Mrs. Matilda Amissah-Arthur's Final Look At Husband - PHOTO

The wife of the late former Vice-President, Mrs Matilda Amissah-Arthur, defied the usual Ghanaian culture of calmness at funeral grounds, especially as a widow, to hit hard at critics of her husband.

In an emotional tribute to her husband, whom she described as a rare gem, at the about three-hour funeral service held in his honour at the Accra International Conference Centre, she said her husband was not given the opportunity to prove himself to Ghanaians.
With a tinge of anger in her voice, Mrs Amissah-Arthur, while reading the tribute, which she had titled, “To my soul mate, my best friend, my roommate and my prayer partner,” said she was amazed in the last few weeks, following her husband's death, at the show of affection from the public.


“I ask myself is this Ghana? Are all these people in Ghana?” she asked and explained her shock that her husband's public life was met with maligning, false accusations, treachery, the deliberate change of things to make others look good; lies, wickedness and false accusations.

She said she had been forced to ask herself if it was her husband that people had come to pay tribute to and wondered whether people really knew him and took time to know him?

In the touching tribute, Mrs Amissah-Arthur, whose son, Kwesi Nyan, was seen trying to probably comfort his mother and impress upon her to tone down, rather poured her heart out to Ghanaians.

She said she was happy that those who cared to know him gave him the opportunity to prove his good nature, an attribute which resonated in the tributes of her husband as a humble, hardworking, time-conscious, man of integrity and one who loved to serve his country.

‘’My dearest, me and your children and grandchildren knew who you were.
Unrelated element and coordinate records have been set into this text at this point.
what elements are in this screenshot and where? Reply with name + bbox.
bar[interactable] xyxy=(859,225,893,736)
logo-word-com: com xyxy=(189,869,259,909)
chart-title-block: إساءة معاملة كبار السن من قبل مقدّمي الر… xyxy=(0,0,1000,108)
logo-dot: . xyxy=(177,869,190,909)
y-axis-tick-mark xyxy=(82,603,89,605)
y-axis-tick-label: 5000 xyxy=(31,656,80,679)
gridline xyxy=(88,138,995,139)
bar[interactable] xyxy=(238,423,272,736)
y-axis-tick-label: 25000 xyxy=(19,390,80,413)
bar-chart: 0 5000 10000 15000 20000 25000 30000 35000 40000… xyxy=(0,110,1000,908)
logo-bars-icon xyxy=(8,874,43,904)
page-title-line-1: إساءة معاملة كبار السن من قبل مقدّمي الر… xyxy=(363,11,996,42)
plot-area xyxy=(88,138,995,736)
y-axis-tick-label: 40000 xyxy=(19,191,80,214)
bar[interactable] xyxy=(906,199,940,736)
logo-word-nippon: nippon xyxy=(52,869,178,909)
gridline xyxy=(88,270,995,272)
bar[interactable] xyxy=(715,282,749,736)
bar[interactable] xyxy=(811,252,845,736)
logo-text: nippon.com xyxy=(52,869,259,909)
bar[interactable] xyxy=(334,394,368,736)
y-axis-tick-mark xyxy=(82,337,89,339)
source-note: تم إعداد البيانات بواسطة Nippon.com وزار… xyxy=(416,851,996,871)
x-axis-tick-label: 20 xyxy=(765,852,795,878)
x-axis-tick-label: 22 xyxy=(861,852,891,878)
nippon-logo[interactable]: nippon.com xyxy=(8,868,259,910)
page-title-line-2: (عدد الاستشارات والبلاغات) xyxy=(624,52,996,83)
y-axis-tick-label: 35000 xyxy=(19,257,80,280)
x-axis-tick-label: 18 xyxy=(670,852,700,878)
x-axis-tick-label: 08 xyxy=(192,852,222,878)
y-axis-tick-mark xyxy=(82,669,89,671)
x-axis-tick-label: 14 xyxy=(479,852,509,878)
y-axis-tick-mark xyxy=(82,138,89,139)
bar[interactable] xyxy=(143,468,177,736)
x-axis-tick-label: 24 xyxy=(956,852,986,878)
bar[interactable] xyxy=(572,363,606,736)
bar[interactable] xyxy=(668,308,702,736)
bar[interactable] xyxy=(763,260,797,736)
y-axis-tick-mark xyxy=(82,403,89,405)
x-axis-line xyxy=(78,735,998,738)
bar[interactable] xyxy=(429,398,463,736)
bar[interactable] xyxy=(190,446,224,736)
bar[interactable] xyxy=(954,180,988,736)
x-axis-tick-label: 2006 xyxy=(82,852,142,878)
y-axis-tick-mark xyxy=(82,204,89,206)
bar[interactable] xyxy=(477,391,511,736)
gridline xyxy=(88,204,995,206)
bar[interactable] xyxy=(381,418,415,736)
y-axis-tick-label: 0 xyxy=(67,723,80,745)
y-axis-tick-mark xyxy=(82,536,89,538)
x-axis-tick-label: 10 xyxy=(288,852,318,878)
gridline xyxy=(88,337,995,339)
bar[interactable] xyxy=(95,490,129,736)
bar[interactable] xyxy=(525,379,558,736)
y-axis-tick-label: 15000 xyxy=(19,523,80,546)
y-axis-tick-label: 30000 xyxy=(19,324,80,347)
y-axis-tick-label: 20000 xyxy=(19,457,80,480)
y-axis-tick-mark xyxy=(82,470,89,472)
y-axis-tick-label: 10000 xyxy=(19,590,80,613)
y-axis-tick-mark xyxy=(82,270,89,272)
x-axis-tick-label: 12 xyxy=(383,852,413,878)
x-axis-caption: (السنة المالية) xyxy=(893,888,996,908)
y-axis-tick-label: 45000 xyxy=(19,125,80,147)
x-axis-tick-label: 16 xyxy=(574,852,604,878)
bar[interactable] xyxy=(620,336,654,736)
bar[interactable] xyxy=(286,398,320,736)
You were a rare gem and we treasure you. You made your mark in this country and beyond. Your memory will impact on generations.
Life together

Mrs Amissah-Arthur recounted that she had lived together with her husband for 40 years and five months but “thousand tears won’t bring you back, l know because I have cried,” she said.
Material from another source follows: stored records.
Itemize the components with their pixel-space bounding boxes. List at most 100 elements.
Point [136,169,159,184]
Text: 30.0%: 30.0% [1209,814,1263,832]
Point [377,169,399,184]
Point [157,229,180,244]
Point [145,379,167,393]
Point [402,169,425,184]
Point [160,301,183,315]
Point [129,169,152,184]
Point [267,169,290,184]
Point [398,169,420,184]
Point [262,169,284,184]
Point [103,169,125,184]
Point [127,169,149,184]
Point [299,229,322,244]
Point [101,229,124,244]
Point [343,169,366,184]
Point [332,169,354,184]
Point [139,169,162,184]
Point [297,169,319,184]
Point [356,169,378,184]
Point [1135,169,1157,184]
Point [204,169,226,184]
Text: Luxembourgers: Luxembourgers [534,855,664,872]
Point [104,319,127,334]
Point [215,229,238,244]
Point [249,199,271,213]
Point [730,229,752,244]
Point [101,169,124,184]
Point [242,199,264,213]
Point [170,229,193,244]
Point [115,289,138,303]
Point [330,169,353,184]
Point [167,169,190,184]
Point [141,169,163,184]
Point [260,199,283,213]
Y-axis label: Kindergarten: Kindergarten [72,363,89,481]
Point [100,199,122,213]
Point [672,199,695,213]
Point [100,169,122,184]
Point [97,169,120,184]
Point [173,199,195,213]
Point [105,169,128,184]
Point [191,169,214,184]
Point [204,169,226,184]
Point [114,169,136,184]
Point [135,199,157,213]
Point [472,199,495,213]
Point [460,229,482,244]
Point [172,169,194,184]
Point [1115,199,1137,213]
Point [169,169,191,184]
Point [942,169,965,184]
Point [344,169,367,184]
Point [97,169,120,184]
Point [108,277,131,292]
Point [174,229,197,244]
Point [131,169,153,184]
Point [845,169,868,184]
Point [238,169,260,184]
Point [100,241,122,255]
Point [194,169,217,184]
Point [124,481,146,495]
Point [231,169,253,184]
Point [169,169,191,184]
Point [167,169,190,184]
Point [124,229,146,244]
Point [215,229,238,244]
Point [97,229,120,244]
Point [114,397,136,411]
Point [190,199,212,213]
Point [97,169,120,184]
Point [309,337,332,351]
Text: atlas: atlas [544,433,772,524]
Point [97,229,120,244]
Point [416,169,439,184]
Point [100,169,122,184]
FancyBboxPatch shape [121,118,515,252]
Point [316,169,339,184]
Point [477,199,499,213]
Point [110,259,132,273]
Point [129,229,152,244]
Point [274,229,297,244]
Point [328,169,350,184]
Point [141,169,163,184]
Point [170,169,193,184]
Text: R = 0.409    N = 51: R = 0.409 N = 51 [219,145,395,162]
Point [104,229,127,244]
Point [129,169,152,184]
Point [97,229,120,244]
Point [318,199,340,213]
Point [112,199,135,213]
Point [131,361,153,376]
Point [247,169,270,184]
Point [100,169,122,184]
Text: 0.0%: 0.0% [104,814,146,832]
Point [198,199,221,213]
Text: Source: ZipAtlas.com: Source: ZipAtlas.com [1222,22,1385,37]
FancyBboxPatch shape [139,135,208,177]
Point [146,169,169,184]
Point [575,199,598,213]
In a sermon after the tributes, the Presiding Bishop of the Methodist Church, the Most Rev. Titus Kofi Awotwi-Pratt, eulogised the selfless lifestyle of the late Vice-President and blamed African leaders for the woes of the continent.

"The shame of it is that, despite the long years of being politically self-determining, the greed and shameful practices of some unpatriotic African leaders have kept us impoverished in the midst of plenty.
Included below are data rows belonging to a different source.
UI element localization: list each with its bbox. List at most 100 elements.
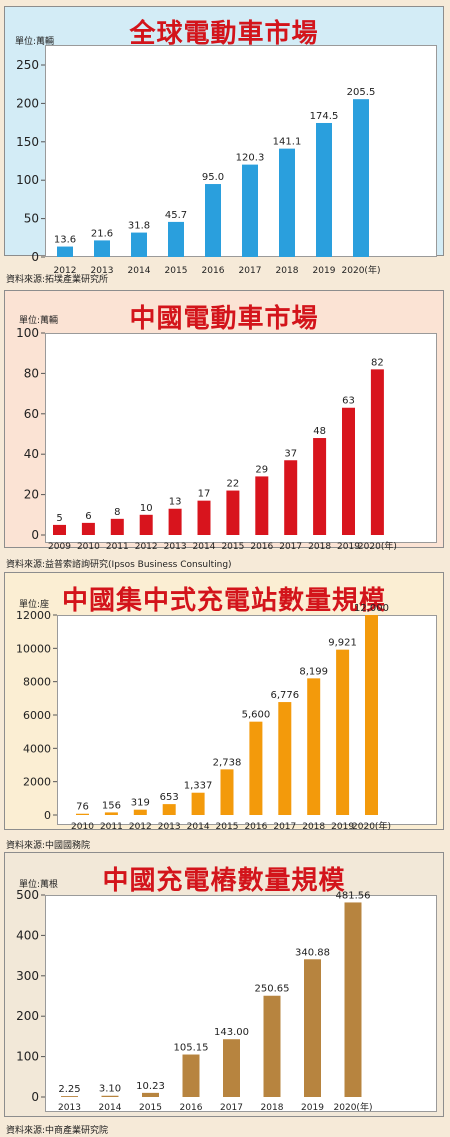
data-label: 63	[342, 396, 355, 407]
bar	[307, 678, 321, 815]
data-label: 1,337	[184, 781, 213, 792]
x-tick-label: 2011	[100, 822, 123, 832]
data-label: 2.25	[58, 1084, 80, 1095]
bar	[110, 518, 124, 535]
bar	[313, 438, 327, 535]
y-tick-label: 500	[16, 888, 39, 902]
x-tick-label: 2014	[187, 822, 210, 832]
data-label: 45.7	[165, 210, 187, 221]
unit-label: 單位:萬輛	[15, 37, 55, 47]
y-tick-label: 100	[16, 326, 39, 340]
global-ev-chart-panel: 全球電動車市場 單位:萬輛 0 50 100 150 200 250 13.6 2012 21.…	[4, 6, 444, 276]
y-tick-label: 300	[16, 969, 39, 983]
x-tick-label: 2014	[128, 266, 151, 276]
bar	[182, 1054, 200, 1097]
data-label: 21.6	[91, 228, 113, 239]
x-tick-label: 2015	[139, 1103, 162, 1113]
x-tick-label: 2017	[279, 542, 302, 552]
data-label: 10	[140, 503, 153, 514]
data-label: 48	[313, 426, 326, 437]
data-label: 340.88	[295, 947, 330, 958]
y-tick-label: 0	[31, 1090, 39, 1104]
bar	[191, 792, 205, 815]
bar	[168, 221, 184, 257]
chart-source: 資料來源:拓墣產業研究所	[6, 275, 109, 285]
y-tick-label: 4000	[23, 742, 51, 755]
chart-title: 中國電動車市場	[129, 304, 319, 334]
x-tick-label: 2017	[239, 266, 262, 276]
bar	[104, 812, 118, 815]
bar	[342, 407, 355, 535]
data-label: 12,000	[354, 603, 389, 614]
x-tick-label: 2010	[71, 822, 94, 832]
charging-pile-chart-panel: 中國充電樁數量規模 單位:萬根 0 100 200 300 400 500 2.25 2013…	[4, 852, 444, 1117]
data-label: 6,776	[270, 690, 299, 701]
data-label: 22	[227, 479, 240, 490]
bar	[316, 122, 332, 257]
bar	[205, 184, 221, 257]
bar	[139, 514, 153, 535]
global-ev-bar-chart: 0 50 100 150 200 250 13.6 2012 21.6 2013 31.8 2014 4…	[16, 58, 381, 276]
x-tick-label: 2020(年)	[334, 1101, 373, 1113]
bar	[168, 508, 182, 535]
y-tick-label: 0	[44, 809, 51, 822]
bar	[249, 721, 263, 815]
bar	[263, 995, 281, 1097]
x-tick-label: 2013	[158, 822, 181, 832]
x-tick-label: 2016	[202, 266, 225, 276]
data-label: 17	[198, 489, 211, 500]
charging-pile-bar-chart: 0 100 200 300 400 500 2.25 2013 3.10 2014 10.23 201…	[16, 888, 373, 1113]
bar	[131, 232, 147, 257]
chart-title: 全球電動車市場	[129, 19, 319, 49]
data-label: 3.10	[99, 1084, 121, 1095]
x-tick-label: 2013	[91, 266, 114, 276]
data-label: 9,921	[328, 638, 357, 649]
y-tick-label: 0	[31, 528, 39, 542]
y-tick-label: 20	[24, 488, 39, 502]
bar	[162, 804, 176, 815]
data-label: 10.23	[136, 1081, 165, 1092]
x-tick-label: 2014	[193, 542, 216, 552]
data-label: 156	[102, 800, 121, 811]
bar	[370, 369, 384, 535]
x-tick-label: 2016	[244, 822, 267, 832]
plot-area	[45, 895, 437, 1112]
bar	[279, 148, 295, 257]
x-tick-label: 2017	[220, 1103, 243, 1113]
x-tick-label: 2018	[302, 822, 325, 832]
chart-source: 資料來源:中商產業研究院	[6, 1126, 109, 1136]
bar	[142, 1092, 159, 1097]
y-tick-label: 200	[16, 96, 39, 110]
unit-label: 單位:萬根	[19, 880, 59, 890]
y-tick-label: 10000	[16, 642, 51, 655]
y-tick-label: 8000	[23, 676, 51, 689]
y-tick-label: 400	[16, 928, 39, 942]
x-tick-label: 2020(年)	[358, 540, 397, 552]
data-label: 143.00	[214, 1027, 249, 1038]
x-tick-label: 2015	[165, 266, 188, 276]
x-tick-label: 2019	[337, 542, 360, 552]
x-tick-label: 2009	[48, 542, 71, 552]
x-tick-label: 2012	[129, 822, 152, 832]
x-tick-label: 2019	[301, 1103, 324, 1113]
y-tick-label: 80	[24, 366, 39, 380]
x-tick-label: 2020(年)	[342, 264, 381, 276]
data-label: 29	[255, 464, 268, 475]
data-label: 13.6	[54, 235, 76, 246]
x-tick-label: 2012	[135, 542, 158, 552]
bar	[220, 769, 234, 815]
y-tick-label: 100	[16, 173, 39, 187]
bar	[336, 649, 350, 815]
bar	[101, 1095, 119, 1097]
x-tick-label: 2019	[313, 266, 336, 276]
bar	[284, 460, 298, 535]
x-tick-label: 2010	[77, 542, 100, 552]
data-label: 6	[85, 511, 91, 522]
y-tick-label: 60	[24, 407, 39, 421]
data-label: 13	[169, 497, 182, 508]
bar	[133, 809, 147, 815]
data-label: 8	[114, 507, 120, 518]
chart-source: 資料來源:益普索諮詢研究(Ipsos Business Consulting)	[6, 560, 232, 570]
y-tick-label: 0	[31, 250, 39, 264]
bar	[304, 959, 321, 1097]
"When they are drawing up their budgets, they go cap in hand begging and when the money is brought, they share and loot to themselves," he said.

He said if that money was properly applied, "we would have had more classrooms for what is yet to be introduced now in this country".


The Most Rev. Awotwe-Pratt described Amissah Arthur as a fine gentleman who never stole state money, saying the type of politics he knew and played was the politics of respecting others' views, which encompassed all.

"The type of politics that he knew and played was politics of respecting each other’s views, politics of behaving and that we are educated and cultured; politics that we are human beings that are higher than animals, politics that means well and good, politics that praises God, politics that is great and stands firm even in the face of challenges, " he stated.

He added that the former Vice-President, whom he described as a fine gentleman, "will never die, he will live on".


On homosexuality, the Most Rev. Awotwe-Pratt expressed concern over attempts to impose same sex on Africa and blamed it on African leaders who submitted them to the Western World because of selfish personal gains.

He underscored the importance of the family and the union between man and woman as God's institution.

The Most Rev. Awotwi-Pratt charged religious bodies to check the seeming threat of emerging alternative sexual orientation seeking to "dilute our social norms".

The Presiding Bishop, therefore, charged African leaders to rise up and kick against any attempt to impose a sexual orientation which was an affront to the African society.

"May the leaders of Africa rise up and love their nations. May our politicians and those who go into politics never say that I am going in there to make wealth, but to serve," he stated.